Thursday, July 28, 2005
TLS/SSL certificates and multiple A records
We're in the process of migrating from our current server-oriented approach
of handling services to a more generic services-based approach. The idea is
instead of dedicating one machine to running a particular service, we'll
dedicate a cluster of identical machines to running all services. One of
the services that's earmarked to move is our outgoing mail server. As we
allow users to establish a TLS/SSL connection to this server, we had some
concerns about how to handle TLS/SSL certificates on our cluster. Do we
need one certificate for the whole cluster or does each machine need a
certificate?
Like good scientists, to work out the answer to this problem, we set up an
experiment. What we did was set up a test environment that mimicked what we
wanted to do with our mail server. This involved setting up the following
DNS:
guy@walrus:~$ host test.ru.ac.za
test.ru.ac.za has address 192.168.94.20
test.ru.ac.za has address 192.168.94.21
test.ru.ac.za has address 192.168.94.22
guy@walrus:~$ host 192.168.94.20
20.94.168.192.in-addr.arpa domain name pointer a.test.ru.ac.za.
guy@walrus:~$ host 192.168.94.21
21.94.168.192.in-addr.arpa domain name pointer b.test.ru.ac.za.
guy@walrus:~$ host 192.168.94.22
22.94.168.192.in-addr.arpa domain name pointer c.test.ru.ac.za.

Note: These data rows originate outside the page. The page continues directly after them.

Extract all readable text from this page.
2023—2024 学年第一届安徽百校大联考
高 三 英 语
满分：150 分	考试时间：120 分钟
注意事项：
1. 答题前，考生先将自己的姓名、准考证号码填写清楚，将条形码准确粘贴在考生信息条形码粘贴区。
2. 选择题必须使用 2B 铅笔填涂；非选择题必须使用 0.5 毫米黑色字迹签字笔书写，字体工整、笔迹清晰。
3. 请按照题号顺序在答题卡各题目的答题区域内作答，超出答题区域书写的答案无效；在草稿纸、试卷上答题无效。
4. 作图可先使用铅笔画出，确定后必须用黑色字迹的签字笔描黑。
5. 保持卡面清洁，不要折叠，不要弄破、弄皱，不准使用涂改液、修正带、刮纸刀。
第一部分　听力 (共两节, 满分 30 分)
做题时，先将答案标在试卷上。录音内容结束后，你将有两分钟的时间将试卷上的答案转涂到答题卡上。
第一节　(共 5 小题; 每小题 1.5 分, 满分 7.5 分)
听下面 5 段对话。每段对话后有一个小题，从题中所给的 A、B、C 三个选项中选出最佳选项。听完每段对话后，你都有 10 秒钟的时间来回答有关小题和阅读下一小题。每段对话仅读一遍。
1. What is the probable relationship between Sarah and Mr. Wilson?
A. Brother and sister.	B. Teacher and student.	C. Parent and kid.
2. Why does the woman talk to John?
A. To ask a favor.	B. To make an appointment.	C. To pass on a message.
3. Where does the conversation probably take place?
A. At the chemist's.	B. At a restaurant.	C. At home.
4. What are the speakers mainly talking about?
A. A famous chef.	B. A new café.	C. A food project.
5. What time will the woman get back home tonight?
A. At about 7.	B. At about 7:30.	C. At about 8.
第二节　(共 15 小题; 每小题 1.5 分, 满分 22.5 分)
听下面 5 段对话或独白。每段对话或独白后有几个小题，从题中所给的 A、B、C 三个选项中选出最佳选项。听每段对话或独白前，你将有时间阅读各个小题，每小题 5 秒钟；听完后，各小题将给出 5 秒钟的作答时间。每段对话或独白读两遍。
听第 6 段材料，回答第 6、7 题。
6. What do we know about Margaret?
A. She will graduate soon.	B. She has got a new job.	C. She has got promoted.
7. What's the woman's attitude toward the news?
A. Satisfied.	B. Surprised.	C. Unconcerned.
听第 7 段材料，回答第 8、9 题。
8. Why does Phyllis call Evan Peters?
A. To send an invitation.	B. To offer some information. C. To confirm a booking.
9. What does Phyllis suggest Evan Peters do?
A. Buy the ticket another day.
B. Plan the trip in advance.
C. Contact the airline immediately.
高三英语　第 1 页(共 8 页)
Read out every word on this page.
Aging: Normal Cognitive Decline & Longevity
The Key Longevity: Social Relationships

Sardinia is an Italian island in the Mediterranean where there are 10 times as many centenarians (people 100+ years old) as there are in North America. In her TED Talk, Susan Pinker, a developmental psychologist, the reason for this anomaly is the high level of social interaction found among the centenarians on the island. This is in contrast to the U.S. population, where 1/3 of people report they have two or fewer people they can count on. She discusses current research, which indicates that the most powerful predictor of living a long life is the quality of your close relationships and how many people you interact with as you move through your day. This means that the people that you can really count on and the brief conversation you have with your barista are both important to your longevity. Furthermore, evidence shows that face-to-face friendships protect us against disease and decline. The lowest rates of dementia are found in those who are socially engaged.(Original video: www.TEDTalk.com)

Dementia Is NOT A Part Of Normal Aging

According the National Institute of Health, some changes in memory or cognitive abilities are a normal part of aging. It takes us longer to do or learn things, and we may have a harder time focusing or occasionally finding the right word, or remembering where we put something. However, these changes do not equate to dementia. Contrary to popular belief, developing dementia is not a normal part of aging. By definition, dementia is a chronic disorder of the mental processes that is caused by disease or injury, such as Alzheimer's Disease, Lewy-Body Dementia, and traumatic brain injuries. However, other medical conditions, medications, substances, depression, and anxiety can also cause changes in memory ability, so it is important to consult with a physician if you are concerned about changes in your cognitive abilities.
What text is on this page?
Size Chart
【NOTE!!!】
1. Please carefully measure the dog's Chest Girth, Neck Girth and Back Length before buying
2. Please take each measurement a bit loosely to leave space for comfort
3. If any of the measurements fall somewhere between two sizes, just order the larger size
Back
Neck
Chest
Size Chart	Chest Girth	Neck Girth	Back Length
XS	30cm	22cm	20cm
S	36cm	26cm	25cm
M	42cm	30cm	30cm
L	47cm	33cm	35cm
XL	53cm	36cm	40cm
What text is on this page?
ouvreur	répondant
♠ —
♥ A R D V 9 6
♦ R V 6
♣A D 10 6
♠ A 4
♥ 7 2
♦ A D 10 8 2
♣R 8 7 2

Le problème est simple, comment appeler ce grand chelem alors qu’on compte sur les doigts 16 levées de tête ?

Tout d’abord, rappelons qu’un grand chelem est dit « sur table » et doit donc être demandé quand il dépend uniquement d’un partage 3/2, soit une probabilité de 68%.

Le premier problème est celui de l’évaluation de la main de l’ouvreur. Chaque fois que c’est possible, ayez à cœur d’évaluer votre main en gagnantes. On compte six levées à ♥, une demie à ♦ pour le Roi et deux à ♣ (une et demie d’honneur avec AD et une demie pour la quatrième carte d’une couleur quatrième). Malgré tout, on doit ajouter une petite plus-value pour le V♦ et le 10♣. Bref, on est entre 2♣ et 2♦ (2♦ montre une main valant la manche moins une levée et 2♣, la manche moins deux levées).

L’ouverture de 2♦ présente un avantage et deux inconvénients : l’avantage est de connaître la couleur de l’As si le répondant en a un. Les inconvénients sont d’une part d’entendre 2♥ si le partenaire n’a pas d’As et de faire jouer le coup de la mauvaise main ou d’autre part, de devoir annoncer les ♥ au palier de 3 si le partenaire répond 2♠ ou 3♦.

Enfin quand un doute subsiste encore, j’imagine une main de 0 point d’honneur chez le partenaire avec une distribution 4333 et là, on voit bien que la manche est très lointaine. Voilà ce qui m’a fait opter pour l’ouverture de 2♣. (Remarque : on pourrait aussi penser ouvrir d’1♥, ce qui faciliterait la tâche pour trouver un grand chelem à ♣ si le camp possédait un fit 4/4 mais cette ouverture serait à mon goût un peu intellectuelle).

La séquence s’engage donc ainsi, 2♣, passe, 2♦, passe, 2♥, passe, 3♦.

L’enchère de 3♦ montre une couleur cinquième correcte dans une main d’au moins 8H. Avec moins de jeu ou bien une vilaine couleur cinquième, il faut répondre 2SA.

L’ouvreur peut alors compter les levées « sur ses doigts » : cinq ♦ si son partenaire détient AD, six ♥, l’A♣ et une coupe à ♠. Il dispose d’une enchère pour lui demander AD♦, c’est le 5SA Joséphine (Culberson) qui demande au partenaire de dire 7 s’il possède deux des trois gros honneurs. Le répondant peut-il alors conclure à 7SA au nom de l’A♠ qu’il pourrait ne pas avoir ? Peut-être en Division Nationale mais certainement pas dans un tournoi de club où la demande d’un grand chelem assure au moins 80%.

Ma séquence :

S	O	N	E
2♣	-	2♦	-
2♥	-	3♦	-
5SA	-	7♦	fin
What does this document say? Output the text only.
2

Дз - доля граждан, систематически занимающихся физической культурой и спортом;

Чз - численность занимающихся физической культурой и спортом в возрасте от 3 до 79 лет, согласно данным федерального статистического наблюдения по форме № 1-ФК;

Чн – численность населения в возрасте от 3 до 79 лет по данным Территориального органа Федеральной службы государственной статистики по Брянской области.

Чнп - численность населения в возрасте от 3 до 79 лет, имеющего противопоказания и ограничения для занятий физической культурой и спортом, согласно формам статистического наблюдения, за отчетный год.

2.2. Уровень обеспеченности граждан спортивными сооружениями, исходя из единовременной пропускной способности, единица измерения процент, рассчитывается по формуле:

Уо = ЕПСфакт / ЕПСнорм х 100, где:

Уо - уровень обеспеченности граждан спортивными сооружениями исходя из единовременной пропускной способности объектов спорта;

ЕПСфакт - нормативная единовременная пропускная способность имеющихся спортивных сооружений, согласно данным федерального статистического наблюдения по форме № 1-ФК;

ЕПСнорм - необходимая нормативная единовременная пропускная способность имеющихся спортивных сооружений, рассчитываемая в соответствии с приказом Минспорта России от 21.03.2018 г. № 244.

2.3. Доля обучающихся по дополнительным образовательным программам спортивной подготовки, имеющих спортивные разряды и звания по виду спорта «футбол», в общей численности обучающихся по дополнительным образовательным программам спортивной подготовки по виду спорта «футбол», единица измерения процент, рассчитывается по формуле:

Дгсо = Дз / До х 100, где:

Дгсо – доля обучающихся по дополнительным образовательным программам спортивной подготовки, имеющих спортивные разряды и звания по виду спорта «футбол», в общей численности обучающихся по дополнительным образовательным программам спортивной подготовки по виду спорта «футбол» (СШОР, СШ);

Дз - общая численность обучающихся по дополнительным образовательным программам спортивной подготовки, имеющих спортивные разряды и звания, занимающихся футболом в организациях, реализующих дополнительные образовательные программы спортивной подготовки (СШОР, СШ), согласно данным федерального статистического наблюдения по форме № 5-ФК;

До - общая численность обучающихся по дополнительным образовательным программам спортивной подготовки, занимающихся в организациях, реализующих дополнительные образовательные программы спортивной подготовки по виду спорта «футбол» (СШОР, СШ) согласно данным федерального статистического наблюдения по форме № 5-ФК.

guy@walrus:~$ a.test.ru.ac.za
a.test.ru.ac.za has address 192.168.94.20
guy@walrus:~$ b.test.ru.ac.za
a.test.ru.ac.za has address 192.168.94.21
guy@walrus:~$ c.test.ru.ac.za
a.test.ru.ac.za has address 192.168.94.22
Each of the three IP addresses is bound by a different machine in the
cluster. The idea is that users will use test.ru.ac.za in their
configuration and their client will randomly chose one of the three hosts to
connect to. This works neatly, in part because BIND9 lets us randomize the order in
which results are returned. You'll notice that the forward and reverse
lookups for these hosts are different.
The next stage was to create some self-signed
certificates. We created four such certificates, one for test.ru.ac.za
and one each for the *.test.ru.ac.za hosts. Ideally we wanted to use
test.ru.ac.za, but we were unsure whether the mismatch between forward and
reverse mattered ...
We configured Apache on each of the
three machines to operate as an SSL web server and configured each of them
to use the appropriate *.test.ru.ac.za certificate. We could then use a web
browser to test things.
As expected, visiting each of https://a.test.ru.ac.za/,
https://b.test.ru.ac.za/ and https://c.test.ru.ac.za/ worked. The
certificate CN matched the DNS (both forward and reverse) and the browser
was happy. Visiting https://test.ru.ac.za/ (the preferred hostname),
however, caused the browser to complain.
So the next stage was to change each of the web-servers to use the
test.ru.ac.za certificate. Now we had three servers sharing the same
certificate. This time around, the visiting the *.test.ru.ac.za addresses
caused the browser to produce a warning about a CN mismatch. Visiting
https://test.ru.ac.za/ was better though — Internet Explorer, Firefox and links accepted the certificate without
complaint.
The conclusions, therefore, are that reverse DNS lookups are irrelevant when
validating an SSL/TLS certificate, and that a single SSL/TLS certificate can
be shared between several machines. This is good news.